People often ask about how the old place is doing and whatever happened to so-and-so. Perhaps they spent a year in Mojácar on the piss when they were twenty-three back in 1971 and they have somehow made contact with one of the few remaining survivors from that time that still live here. That would most likely be me – I was a kid then.
Most of us died from too much booze, consumed for too long. Every night there were endless parties as, really, there was little else to do. No television, few English books, probably no contacts or friends outside the tiny émigré circle.
We were in Spain, yet we missed almost everything that this fine country had to offer. Perhaps we managed a few trips down to Torremolinos or Gibraltar (via Tangiers for much of the seventies), or a drive to Granada to ski in the Sierra Nevada or to wander unescorted around the Alhambra.
Almeria City was almost unknown (and rightfully so – it’s a dump), but we would sometimes mix with the spaghetti-actors in the faded luxury of the Gran Hotel, drinking vodkas and smoking Ducados.
No one ever went back to the UK if they could avoid it.
So, how is the old place now, thirty or forty years on? Well, first to say – most of those great characters of our youth, the ones that stayed up all night, that broke the jail door, that drove repeatedly off the cliff without any lasting damage, the ones who would swap a painting for a month or two of board and lodging and the house-sitters that would clean out the drinks cabinet (except for the banana brandy) when we went down to Gibraltar to change money; they are all dead. The queer pied-noir cook, the drunken Shakespeare actor, the plumy air vice-marshal, the cockney barrow boy, the Swedish trollop (who slept with everybody except me – I was, she said, too young), the ballet dancer from the French resistance… all of them have passed on.

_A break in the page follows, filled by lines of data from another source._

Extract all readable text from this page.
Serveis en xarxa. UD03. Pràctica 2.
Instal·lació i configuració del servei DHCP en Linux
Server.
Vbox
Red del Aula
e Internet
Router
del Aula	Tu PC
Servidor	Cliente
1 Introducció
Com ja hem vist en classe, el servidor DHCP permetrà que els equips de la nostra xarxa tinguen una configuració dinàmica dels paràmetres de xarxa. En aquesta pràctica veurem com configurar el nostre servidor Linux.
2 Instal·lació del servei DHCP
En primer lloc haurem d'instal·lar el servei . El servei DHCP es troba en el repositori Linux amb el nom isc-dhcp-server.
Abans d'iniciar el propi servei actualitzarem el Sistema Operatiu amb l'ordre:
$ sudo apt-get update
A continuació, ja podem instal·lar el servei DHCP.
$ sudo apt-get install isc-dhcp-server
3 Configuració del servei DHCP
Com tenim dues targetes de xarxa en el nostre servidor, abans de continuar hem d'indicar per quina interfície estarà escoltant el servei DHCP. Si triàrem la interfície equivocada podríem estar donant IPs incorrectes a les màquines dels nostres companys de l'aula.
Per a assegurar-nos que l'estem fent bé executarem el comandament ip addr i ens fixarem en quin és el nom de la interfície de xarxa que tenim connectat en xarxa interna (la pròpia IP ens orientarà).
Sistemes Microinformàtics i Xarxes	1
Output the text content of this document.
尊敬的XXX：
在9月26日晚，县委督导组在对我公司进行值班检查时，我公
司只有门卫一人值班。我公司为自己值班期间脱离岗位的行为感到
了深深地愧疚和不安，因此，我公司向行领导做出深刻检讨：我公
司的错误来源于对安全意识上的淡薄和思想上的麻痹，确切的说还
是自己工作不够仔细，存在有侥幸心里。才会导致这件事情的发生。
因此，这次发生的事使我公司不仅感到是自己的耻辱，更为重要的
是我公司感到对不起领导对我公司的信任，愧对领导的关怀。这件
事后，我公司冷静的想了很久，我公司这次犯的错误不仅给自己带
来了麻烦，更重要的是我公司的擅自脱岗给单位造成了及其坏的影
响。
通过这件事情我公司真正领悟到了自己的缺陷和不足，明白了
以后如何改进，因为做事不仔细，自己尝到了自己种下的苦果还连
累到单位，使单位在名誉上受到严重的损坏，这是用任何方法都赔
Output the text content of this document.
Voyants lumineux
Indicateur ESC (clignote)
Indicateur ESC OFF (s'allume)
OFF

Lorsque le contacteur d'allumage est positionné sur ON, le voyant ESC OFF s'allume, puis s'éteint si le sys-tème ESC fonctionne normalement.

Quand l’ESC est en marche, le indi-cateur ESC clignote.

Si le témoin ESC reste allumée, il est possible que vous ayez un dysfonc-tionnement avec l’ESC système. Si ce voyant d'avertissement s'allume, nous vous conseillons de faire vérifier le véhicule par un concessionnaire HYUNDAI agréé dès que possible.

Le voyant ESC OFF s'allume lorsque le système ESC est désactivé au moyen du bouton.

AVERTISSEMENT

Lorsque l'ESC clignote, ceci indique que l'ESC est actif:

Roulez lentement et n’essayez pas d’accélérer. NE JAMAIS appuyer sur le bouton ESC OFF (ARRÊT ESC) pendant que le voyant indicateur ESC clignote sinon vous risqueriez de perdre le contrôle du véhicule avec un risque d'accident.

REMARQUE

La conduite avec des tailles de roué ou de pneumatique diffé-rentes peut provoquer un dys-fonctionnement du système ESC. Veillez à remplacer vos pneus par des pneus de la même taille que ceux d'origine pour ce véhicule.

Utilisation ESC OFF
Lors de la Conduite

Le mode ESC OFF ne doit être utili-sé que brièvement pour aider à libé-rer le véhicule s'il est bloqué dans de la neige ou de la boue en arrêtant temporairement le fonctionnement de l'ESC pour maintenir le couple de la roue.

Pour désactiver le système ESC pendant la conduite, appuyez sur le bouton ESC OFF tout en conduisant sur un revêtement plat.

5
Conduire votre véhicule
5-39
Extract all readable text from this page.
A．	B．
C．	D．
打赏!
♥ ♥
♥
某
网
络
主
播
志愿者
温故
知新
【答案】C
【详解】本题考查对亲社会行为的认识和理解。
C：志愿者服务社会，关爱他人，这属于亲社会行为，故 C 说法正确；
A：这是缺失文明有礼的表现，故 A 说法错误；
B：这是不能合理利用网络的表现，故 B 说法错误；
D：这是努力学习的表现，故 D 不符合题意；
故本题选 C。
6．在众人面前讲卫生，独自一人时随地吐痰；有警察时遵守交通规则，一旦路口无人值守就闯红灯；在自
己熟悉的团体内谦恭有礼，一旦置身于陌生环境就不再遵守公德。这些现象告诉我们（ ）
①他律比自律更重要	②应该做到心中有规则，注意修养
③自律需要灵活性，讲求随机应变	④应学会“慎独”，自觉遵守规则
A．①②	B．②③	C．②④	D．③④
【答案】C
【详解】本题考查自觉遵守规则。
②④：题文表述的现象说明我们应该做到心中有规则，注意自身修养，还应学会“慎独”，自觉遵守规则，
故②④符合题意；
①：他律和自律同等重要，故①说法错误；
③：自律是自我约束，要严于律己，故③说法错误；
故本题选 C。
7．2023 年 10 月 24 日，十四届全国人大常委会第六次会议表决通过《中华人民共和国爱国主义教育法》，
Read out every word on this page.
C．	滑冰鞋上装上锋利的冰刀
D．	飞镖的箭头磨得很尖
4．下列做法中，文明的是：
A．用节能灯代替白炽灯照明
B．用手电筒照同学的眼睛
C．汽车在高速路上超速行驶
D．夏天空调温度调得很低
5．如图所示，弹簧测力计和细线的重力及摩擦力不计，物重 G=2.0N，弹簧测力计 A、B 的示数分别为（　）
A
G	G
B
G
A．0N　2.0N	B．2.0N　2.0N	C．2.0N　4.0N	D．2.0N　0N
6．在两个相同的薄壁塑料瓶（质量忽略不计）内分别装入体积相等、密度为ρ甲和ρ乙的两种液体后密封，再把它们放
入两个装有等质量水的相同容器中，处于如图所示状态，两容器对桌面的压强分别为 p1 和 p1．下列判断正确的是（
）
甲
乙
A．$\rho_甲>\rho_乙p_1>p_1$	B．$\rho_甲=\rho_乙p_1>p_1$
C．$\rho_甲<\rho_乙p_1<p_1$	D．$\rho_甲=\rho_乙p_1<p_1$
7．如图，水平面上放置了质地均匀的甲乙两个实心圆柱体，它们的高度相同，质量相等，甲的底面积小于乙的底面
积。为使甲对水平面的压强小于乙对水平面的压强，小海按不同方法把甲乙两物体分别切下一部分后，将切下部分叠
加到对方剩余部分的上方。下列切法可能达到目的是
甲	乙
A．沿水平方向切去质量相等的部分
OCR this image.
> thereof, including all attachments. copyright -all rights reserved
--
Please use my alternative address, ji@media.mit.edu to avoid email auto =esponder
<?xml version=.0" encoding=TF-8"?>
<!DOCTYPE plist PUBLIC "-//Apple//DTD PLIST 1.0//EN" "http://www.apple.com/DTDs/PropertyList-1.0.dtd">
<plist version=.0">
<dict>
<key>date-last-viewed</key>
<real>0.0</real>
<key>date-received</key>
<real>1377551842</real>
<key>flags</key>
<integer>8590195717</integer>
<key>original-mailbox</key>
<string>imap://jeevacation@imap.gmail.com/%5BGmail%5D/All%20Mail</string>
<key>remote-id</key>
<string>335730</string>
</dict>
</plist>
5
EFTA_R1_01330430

As for Mojácar, I think it has stood pretty well against the last four decades. The pueblo hasn’t changed much, although it looks a little cleaner and a bit fuller. The beach, where my parents laughed at the chance of buying land at one peseta per ten square metres, has now upped its value significantly. Doesn’t matter, don’t go there.
The surrounding towns have become more recently taken over by the British. The identity of some villages such as Bédar has changed completely. From a small ‘Andalucian white village’ with the population of ex-miners gently dying of old age salted with a tiny number of hippies experimenting with lysergic acid and cheap brandy while dining erratically on lentil soup, the town today has morphed into an over-restored core surrounded by a large suburb of British-owned houses. In the interior of the province, there are still no hotels, so there’s not much tourism. All those people you see having lunch in the town restaurant, just like we used to all those years before, why, they are all residents.
In Zurgena, a small town in the hills, which used to be a railhead up until the mid-seventies, there is now an English councilman in the town hall. Like Mojácar, the proportion of foreigners to locals is high. Mojácar is said to be 53% foreign (by which we more-or-less mean ‘British’) and that’s only counting the ‘registered’ ones. Bédar, Albox, Turre, Zurgena and other towns are going the same way.
My dad, together with some drunken buddies, made their way up to Zurgena once, about thirty-five years ago. Beer was a penny a glass and a decent double-tot brandy cost the same. ‘Say,’ said my father to the slightly harassed looking barman, ‘whadaya do for fun around here?’ The barman answered ‘there’s not much action in this town; you should try a place down on the coast. It’d be perfect for your sort. It’s called Mojácar’.
So when they return after a lifetime away, having cut short or just plain lost their hair and after working in a bank for thirty years, or becoming a captain of industry or a teacher or a hotelier in Fez or a cineaste or even a graphics computer designer for the BBC, I tell them that Mojácar hasn’t changed a bit; but if they should want to remember old times, then to take a walk around our beautiful cemetery. There are some great memories there.